È Natale, è il momento in cui tutti gli emigrati tornano a casa per le vacanze più attese dell’anno, per trascorrere in famiglia e con gli amici qualche giorno prima di tornare a centinaia di km di distanza dalla propria terra. Il sei gennaio al massimo di nuovo valigia in mano, treno o pullman e via alla vita di tutti i giorni. Salutando chi qui resta. Già, ma chi resta? 

“La vita di chi resta” è un meraviglioso libro di Matteo Bianchi proposto per il Premio Strega del 2023 che analizza il lutto in ogni sua sfaccettatura. Qualcuno pensa che sia troppo, ma la partenza dei propri affetti è ogni volta una coltellata. E se non è un lutto, ci va molto vicino. Se non è la vita di chi resta, quantomeno è il dolore.

Spesso, come giornalisti, ci concentriamo su chi va via. L’emigrazione giovanile è una piaga che abbiamo analizzato in ogni modo possibile, tanto che a un certo punto restano solo i freddi numeri. E se Cosenza ha perso un numero a quattro cifre di giovani negli ultimi vent’anni e continua a perderli, significa che nulla è stato fatto per trattenerli. Ma chi resta, che sia giovane o adulto, amico o genitore, come vive?

È un punto di vista diverso che spesso viene derubricato alla frase «va beh, vive la vita di sempre». Il che, in linea di massima, può essere anche vero. Ma se hai vissuto per tanti anni vedendo una persona tutti i giorni e poi non la vedi più, quando per dieci giorni torna a far parte della tua vita poi diventa difficile tornare alla normalità. Perché ti illudi che quella sia la normalità. 

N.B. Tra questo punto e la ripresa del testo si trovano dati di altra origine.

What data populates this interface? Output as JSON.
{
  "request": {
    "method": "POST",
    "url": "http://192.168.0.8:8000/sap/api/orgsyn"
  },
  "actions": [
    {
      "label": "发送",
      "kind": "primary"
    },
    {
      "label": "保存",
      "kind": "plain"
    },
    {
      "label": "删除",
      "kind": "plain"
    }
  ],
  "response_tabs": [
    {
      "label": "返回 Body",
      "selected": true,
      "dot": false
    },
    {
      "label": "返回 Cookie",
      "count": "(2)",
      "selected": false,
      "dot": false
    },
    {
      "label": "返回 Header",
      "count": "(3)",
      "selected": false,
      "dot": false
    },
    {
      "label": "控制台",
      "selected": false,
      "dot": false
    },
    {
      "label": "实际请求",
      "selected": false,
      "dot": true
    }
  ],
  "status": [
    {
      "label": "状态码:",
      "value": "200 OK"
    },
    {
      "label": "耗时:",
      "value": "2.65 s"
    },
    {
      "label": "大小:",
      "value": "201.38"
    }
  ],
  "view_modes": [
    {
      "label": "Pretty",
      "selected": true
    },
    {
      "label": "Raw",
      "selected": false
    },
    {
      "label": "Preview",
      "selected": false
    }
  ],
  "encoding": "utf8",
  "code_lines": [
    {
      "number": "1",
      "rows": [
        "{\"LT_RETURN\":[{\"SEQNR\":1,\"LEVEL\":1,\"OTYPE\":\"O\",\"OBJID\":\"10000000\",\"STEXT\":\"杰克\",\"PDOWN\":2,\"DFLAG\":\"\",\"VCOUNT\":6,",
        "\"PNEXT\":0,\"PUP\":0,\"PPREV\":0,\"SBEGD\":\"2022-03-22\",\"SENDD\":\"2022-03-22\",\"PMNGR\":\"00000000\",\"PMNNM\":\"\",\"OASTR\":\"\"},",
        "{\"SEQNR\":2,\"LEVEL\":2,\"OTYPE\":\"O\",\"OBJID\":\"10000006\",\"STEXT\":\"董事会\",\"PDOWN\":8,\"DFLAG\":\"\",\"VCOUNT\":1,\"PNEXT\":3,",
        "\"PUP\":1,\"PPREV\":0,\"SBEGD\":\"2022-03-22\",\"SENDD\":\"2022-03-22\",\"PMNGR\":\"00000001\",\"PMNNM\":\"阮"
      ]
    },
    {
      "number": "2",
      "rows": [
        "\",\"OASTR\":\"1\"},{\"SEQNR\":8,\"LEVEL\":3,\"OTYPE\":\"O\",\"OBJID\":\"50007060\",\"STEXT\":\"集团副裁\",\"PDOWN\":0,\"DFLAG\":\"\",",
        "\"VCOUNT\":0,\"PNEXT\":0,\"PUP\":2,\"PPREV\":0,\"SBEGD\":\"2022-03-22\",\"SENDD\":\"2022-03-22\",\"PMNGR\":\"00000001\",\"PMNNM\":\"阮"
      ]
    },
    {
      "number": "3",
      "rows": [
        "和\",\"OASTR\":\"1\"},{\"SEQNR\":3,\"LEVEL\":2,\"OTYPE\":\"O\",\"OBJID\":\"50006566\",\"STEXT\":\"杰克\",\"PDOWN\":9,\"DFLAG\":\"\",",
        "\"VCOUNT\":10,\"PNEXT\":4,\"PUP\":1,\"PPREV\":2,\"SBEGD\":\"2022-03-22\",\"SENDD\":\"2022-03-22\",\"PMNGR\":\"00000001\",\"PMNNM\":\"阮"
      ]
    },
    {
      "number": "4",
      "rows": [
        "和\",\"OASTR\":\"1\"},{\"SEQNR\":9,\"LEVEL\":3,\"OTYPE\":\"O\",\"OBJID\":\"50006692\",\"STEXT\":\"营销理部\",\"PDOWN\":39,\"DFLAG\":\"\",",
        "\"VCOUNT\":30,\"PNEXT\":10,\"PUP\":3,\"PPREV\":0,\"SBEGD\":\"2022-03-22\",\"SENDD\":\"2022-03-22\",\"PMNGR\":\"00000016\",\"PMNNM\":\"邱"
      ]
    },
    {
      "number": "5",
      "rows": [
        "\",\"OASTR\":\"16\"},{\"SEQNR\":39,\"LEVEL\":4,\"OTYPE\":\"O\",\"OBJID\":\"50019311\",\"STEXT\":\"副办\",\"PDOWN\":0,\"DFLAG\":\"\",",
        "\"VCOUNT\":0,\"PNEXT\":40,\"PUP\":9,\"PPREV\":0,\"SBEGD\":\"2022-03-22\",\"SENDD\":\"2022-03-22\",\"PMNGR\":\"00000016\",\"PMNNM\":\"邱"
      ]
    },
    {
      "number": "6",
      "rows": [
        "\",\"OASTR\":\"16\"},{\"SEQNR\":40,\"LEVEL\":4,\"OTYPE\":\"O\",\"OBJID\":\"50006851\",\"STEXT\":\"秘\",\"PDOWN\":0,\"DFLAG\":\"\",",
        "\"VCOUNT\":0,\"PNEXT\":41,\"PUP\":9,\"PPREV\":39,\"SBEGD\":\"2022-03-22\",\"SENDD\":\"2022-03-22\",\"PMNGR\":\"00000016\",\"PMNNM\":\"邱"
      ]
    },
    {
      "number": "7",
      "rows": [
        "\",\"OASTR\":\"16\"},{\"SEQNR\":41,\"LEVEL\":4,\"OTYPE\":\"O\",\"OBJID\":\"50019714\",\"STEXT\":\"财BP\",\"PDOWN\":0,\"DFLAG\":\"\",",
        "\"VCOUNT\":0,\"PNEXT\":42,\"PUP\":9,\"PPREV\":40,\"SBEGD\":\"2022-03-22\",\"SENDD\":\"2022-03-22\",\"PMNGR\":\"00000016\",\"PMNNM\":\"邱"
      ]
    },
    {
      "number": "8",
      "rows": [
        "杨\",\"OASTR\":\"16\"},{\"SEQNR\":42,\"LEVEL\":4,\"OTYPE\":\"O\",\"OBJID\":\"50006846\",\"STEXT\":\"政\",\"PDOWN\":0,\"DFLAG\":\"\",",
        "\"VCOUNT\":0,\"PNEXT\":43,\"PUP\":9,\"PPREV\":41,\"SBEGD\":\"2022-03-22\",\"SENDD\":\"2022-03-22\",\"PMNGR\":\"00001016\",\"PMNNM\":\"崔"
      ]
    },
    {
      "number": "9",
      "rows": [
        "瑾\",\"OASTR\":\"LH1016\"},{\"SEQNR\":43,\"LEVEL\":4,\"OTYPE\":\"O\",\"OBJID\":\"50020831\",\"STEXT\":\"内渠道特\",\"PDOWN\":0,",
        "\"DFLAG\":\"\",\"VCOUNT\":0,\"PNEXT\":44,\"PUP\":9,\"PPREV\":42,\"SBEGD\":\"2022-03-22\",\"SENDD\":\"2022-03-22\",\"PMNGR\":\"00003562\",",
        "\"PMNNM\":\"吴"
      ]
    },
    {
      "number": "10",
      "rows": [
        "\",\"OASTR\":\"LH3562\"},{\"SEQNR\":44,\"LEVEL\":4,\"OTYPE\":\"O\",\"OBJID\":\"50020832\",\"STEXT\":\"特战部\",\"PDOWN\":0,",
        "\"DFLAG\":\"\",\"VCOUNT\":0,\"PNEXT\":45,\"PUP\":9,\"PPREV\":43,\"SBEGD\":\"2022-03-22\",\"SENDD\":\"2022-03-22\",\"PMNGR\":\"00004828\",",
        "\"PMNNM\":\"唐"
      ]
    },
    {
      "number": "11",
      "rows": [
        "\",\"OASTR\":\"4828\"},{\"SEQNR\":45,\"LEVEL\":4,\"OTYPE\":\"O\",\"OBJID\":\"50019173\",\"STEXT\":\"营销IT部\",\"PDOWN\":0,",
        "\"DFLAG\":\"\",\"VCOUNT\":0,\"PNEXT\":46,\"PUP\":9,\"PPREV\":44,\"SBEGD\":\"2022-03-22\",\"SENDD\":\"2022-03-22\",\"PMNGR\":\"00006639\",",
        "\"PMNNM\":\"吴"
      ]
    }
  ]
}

Che sia un figlio, un fratello, un amico, vent’anni della propria vita fianco a fianco sono tantissimi. Sono un quarto della durata media, se la piazziamo a ottant’anni. E se poi quella persona è obbligata a partire, della tua vita quotidiana non fa più parte, almeno fisicamente. Certo, la tecnologia ci ha aiutato a eliminare le distanze, ma a Natale non è così. A Natale ci siamo tutti, siamo qui, fra le strade che ci hanno visto crescere e che ci hanno portato alla maturità. 

E allora, quando una persona a cui vogliamo bene riparte, cosa succede? Abbiamo sempre parlato dell’addio ai monti, mai del lutto, inteso come dolore, di chi resta. Di una madre che non può abbracciare più il figlio, costretta a rifugiarsi dietro a uno schermo perché è la cosa più vicina a un contatto fisico che puoi avere; di un posto vuoto in una pizzeria che si riempirà, se va bene, a Pasqua; di una festa con un invitato che non potrà dire «sì, ci sono» perché altrimenti dovrebbe spendere metà dello stipendio per un viaggio della speranza. 

La vita di chi resta, in questo caso, non è solo un libro. È anche la giornata media di chi a pranzo, dopo aver messo tre piatti per quindici giorni, si rende conto che adesso ne deve mettere solo due. O se ne ha messo due, ne deve mettere solo uno. È la vita di chi resta. E non è un carnevale, tanto quanto non lo è quella di chi è partito. Che sia genitore, figlio o amico.